Fourth, while CEOs have a great deal of leverage to exert because of their position in the hierarchy and access to resources, they also face numerous—and often unrecognized—constraints and complexities in exercising that leverage. They are constrained in how often they can overturn decisions that have been brought to them for approval or how quickly they can drive changes without securing the support and buy-in of their senior team and board of directors. They must identify the group or people who are needed to bring about a change and then figure out how to win over the leader that will mobilize them. CEOs must find the right balance between taking full advantage of the leverage they possess, while being equally sensitive to the constraints they must navigate and the constituencies they must bring along. Otherwise, resistance will emerge and come back to bite them.
Fifth, while much of the CEO’s influence is highly tangible, involving decisions about things like strategic priorities, budget targets, and people selection, some of the CEO’s greatest influence is symbolic. This comes from the meaning people attach to a CEO’s actions. What CEOs do (and don’t do), including everyday things like how they dress, what cars they drive, where they park, where they eat, and whom they talk to and how—always sends implicit messages to the company and its constituencies. Everything a CEO does affects what the organization focuses on, its norms of behavior, and its culture and values. The symbolic effects of CEOs’ choices can reach even further than their specific actions.
Sixth, CEOs hold a great deal of formal power and authority, and exercise it in the many ways we have described. However, power, authority, competence, and even results are insufficient to truly ensure their success. Effective CEOs combine formal power and authority with legitimacy. CEOs achieve legitimacy when employees believe in them as people and as leaders. They earn legitimacy in multiple ways—by demonstrating values, ethics, fairness, and a selfless commitment to the company and its people, among other things. Legitimacy gives rise to motivation that goes far beyond carrying out orders and can lead to extraordinary organizational performance. CEO time allocation, then, is not simply a matter of what happens in meetings and decision-making processes. It reflects the far broader set of ways in which the CEO as an individual engages with the organization and its people.
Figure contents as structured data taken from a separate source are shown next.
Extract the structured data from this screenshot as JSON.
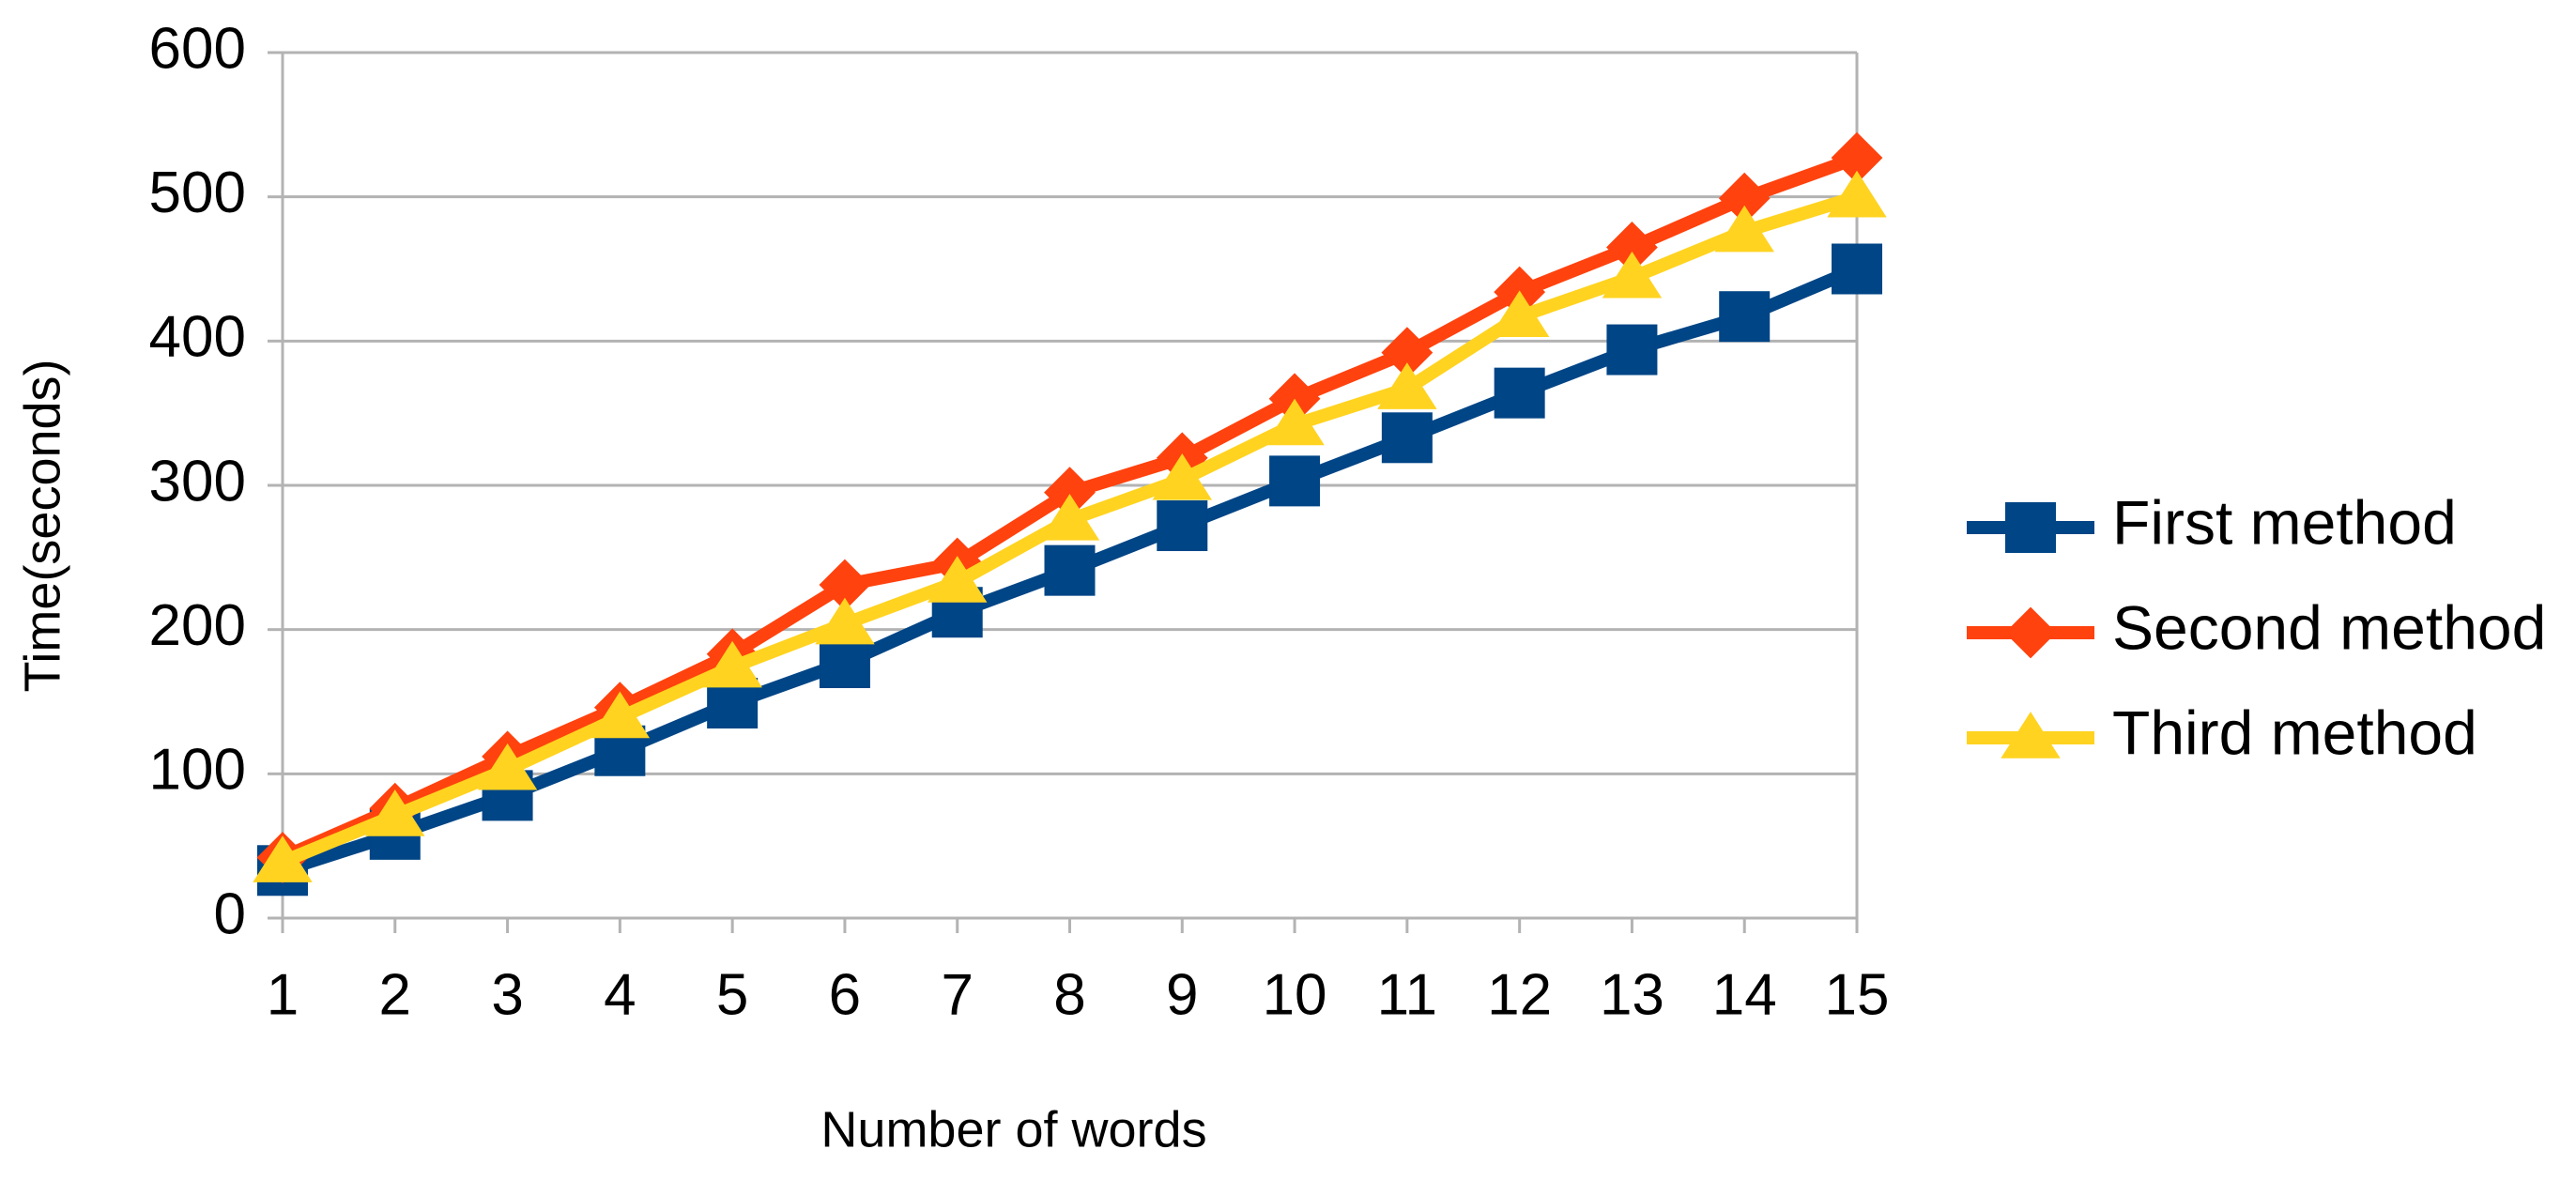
{
  "chart_data": {
    "type": "line",
    "x_label": "Number of words",
    "y_label": "Time(seconds)",
    "categories": [
      "1",
      "2",
      "3",
      "4",
      "5",
      "6",
      "7",
      "8",
      "9",
      "10",
      "11",
      "12",
      "13",
      "14",
      "15"
    ],
    "series": [
      {
        "name": "First method",
        "color": "#004586",
        "marker": "square",
        "values": [
          33,
          58,
          85,
          116,
          149,
          177,
          212,
          241,
          272,
          303,
          333,
          364,
          394,
          417,
          450
        ]
      },
      {
        "name": "Second method",
        "color": "#ff420e",
        "marker": "diamond",
        "values": [
          42,
          76,
          112,
          146,
          183,
          231,
          246,
          295,
          319,
          360,
          392,
          434,
          465,
          499,
          527
        ]
      },
      {
        "name": "Third method",
        "color": "#ffd320",
        "marker": "triangle",
        "values": [
          39,
          71,
          103,
          139,
          174,
          204,
          233,
          276,
          304,
          342,
          367,
          417,
          444,
          476,
          500
        ]
      }
    ],
    "ylim": [
      0,
      600
    ],
    "yticks": [
      0,
      100,
      200,
      300,
      400,
      500,
      600
    ],
    "grid": true,
    "legend": "right"
  }
}
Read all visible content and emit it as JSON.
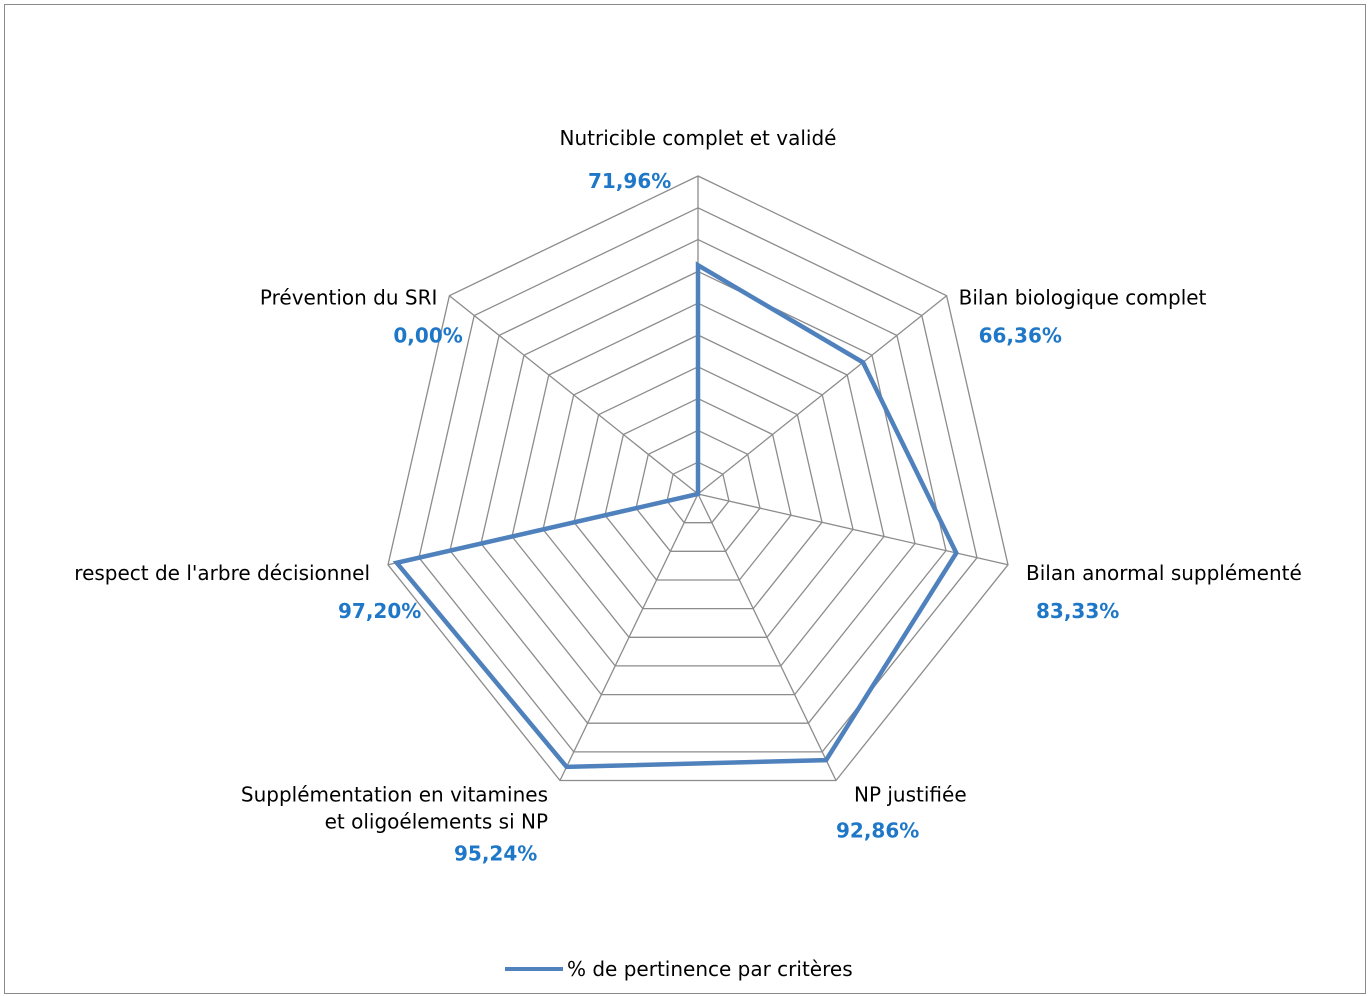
{
  "chart_data": {
    "type": "radar",
    "categories": [
      "Nutricible complet et validé",
      "Bilan biologique complet",
      "Bilan anormal supplémenté",
      "NP justifiée",
      "Supplémentation en vitamines et oligoélements si NP",
      "respect de l'arbre décisionnel",
      "Prévention du SRI"
    ],
    "category_lines": [
      [
        "Nutricible complet et validé"
      ],
      [
        "Bilan biologique complet"
      ],
      [
        "Bilan anormal supplémenté"
      ],
      [
        "NP justifiée"
      ],
      [
        "Supplémentation en vitamines",
        "et oligoélements si NP"
      ],
      [
        "respect de l'arbre décisionnel"
      ],
      [
        "Prévention du SRI"
      ]
    ],
    "series": [
      {
        "name": "% de pertinence par critères",
        "values": [
          71.96,
          66.36,
          83.33,
          92.86,
          95.24,
          97.2,
          0.0
        ],
        "color": "#4f81bd"
      }
    ],
    "data_labels": [
      "71,96%",
      "66,36%",
      "83,33%",
      "92,86%",
      "95,24%",
      "97,20%",
      "0,00%"
    ],
    "range": [
      0,
      100
    ],
    "rings": 10,
    "legend": "bottom",
    "label_color": "#1f77c8",
    "grid_color": "#8c8c8c"
  }
}
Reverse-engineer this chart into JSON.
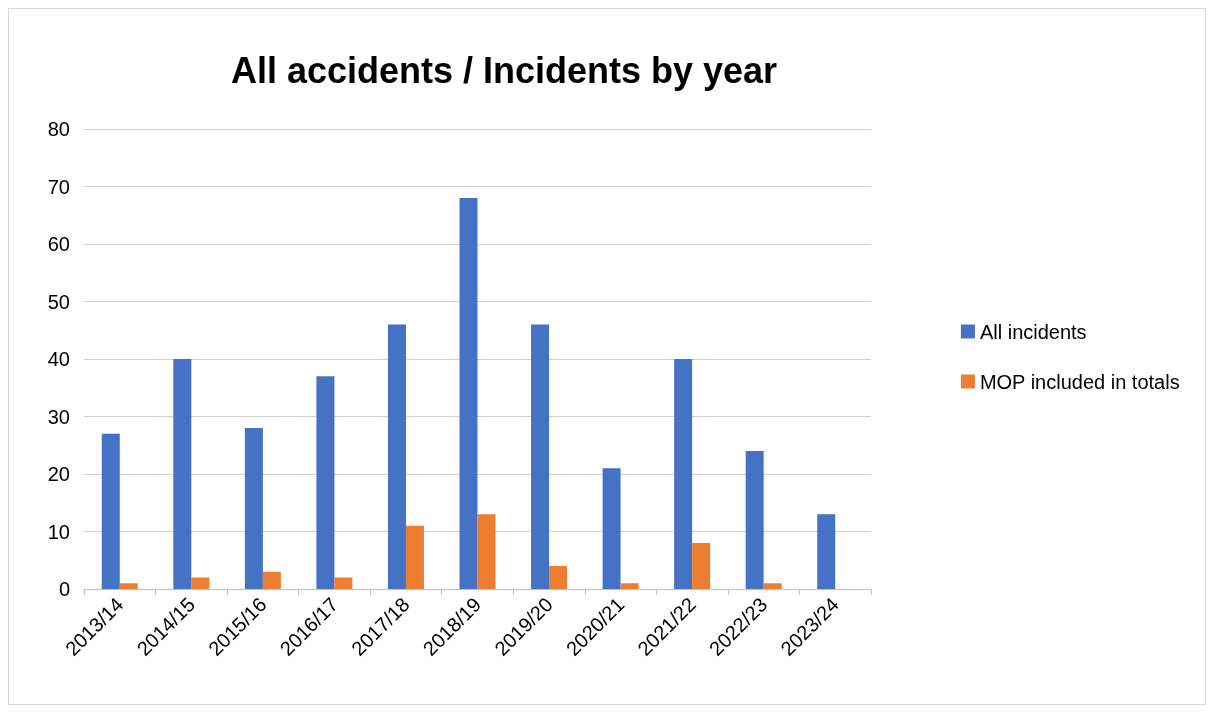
{
  "chart_data": {
    "type": "bar",
    "title": "All accidents / Incidents by year",
    "categories": [
      "2013/14",
      "2014/15",
      "2015/16",
      "2016/17",
      "2017/18",
      "2018/19",
      "2019/20",
      "2020/21",
      "2021/22",
      "2022/23",
      "2023/24"
    ],
    "series": [
      {
        "name": "All incidents",
        "color": "#4472c4",
        "values": [
          27,
          40,
          28,
          37,
          46,
          68,
          46,
          21,
          40,
          24,
          13
        ]
      },
      {
        "name": "MOP included in totals",
        "color": "#ed7d31",
        "values": [
          1,
          2,
          3,
          2,
          11,
          13,
          4,
          1,
          8,
          1,
          null
        ]
      }
    ],
    "ylim": [
      0,
      80
    ],
    "yticks": [
      0,
      10,
      20,
      30,
      40,
      50,
      60,
      70,
      80
    ],
    "grid": "y",
    "legend": "right"
  }
}
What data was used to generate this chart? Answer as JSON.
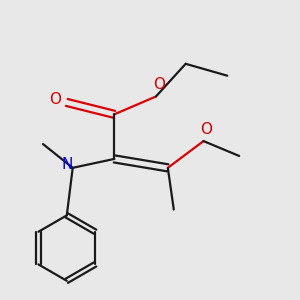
{
  "bg_color": "#e8e8e8",
  "bond_color": "#1a1a1a",
  "N_color": "#0000ee",
  "O_color": "#dd0000",
  "line_width": 1.6,
  "font_size": 10,
  "figsize": [
    3.0,
    3.0
  ],
  "dpi": 100,
  "xlim": [
    0,
    1
  ],
  "ylim": [
    0,
    1
  ]
}
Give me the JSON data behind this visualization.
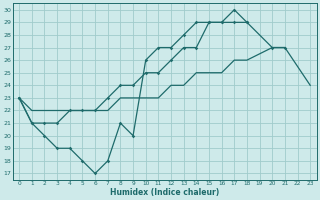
{
  "xlabel": "Humidex (Indice chaleur)",
  "bg_color": "#ceeaea",
  "grid_color": "#a0cccc",
  "line_color": "#1e6b6b",
  "xlim": [
    -0.5,
    23.5
  ],
  "ylim": [
    16.5,
    30.5
  ],
  "xticks": [
    0,
    1,
    2,
    3,
    4,
    5,
    6,
    7,
    8,
    9,
    10,
    11,
    12,
    13,
    14,
    15,
    16,
    17,
    18,
    19,
    20,
    21,
    22,
    23
  ],
  "yticks": [
    17,
    18,
    19,
    20,
    21,
    22,
    23,
    24,
    25,
    26,
    27,
    28,
    29,
    30
  ],
  "line1_x": [
    0,
    1,
    2,
    3,
    4,
    5,
    6,
    7,
    8,
    9,
    10,
    11,
    12,
    13,
    14,
    15,
    16,
    17,
    18
  ],
  "line1_y": [
    23,
    21,
    20,
    19,
    19,
    18,
    17,
    18,
    21,
    20,
    26,
    27,
    27,
    28,
    29,
    29,
    29,
    30,
    29
  ],
  "line2_x": [
    0,
    1,
    2,
    3,
    4,
    5,
    6,
    7,
    8,
    9,
    10,
    11,
    12,
    13,
    14,
    15,
    16,
    17,
    18,
    20,
    21
  ],
  "line2_y": [
    23,
    21,
    21,
    21,
    22,
    22,
    22,
    23,
    24,
    24,
    25,
    25,
    26,
    27,
    27,
    29,
    29,
    29,
    29,
    27,
    27
  ],
  "line3_x": [
    0,
    1,
    2,
    3,
    4,
    5,
    6,
    7,
    8,
    9,
    10,
    11,
    12,
    13,
    14,
    15,
    16,
    17,
    18,
    20,
    21,
    23
  ],
  "line3_y": [
    23,
    22,
    22,
    22,
    22,
    22,
    22,
    22,
    23,
    23,
    23,
    23,
    24,
    24,
    25,
    25,
    25,
    26,
    26,
    27,
    27,
    24
  ]
}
In managing across these six dimensions of influence, it is easy for CEOs to overlook the less direct, less top-down, less tangible, and more human aspects of their work. Without this awareness, though, CEOs give up some of their most powerful levers for driving change.
Countless concepts, tools, and metrics have been developed to help leaders manage well. However, our study of what the CEOs of large, complex organizations actually do—as manifest in how they spend their time—opens a new window into what leadership is all about and into its many components and dimensions. Being the CEO is a highly challenging role, and it is difficult to do it well.
The success of CEOs has enormous consequences—good or bad—for employees, customers, communities, wealth creation, and the trajectory of economies and even societies. Being a CEO has gotten harder as the size and scope of the job continue to grow, organizational complexity rises, technology advances, competition increases, and CEO accountability intensifies. The ideas we have introduced here aim to provide current and future leaders, who must bear this enormous responsibility, with a broader understanding of their role and how to best use their most important resource: their time.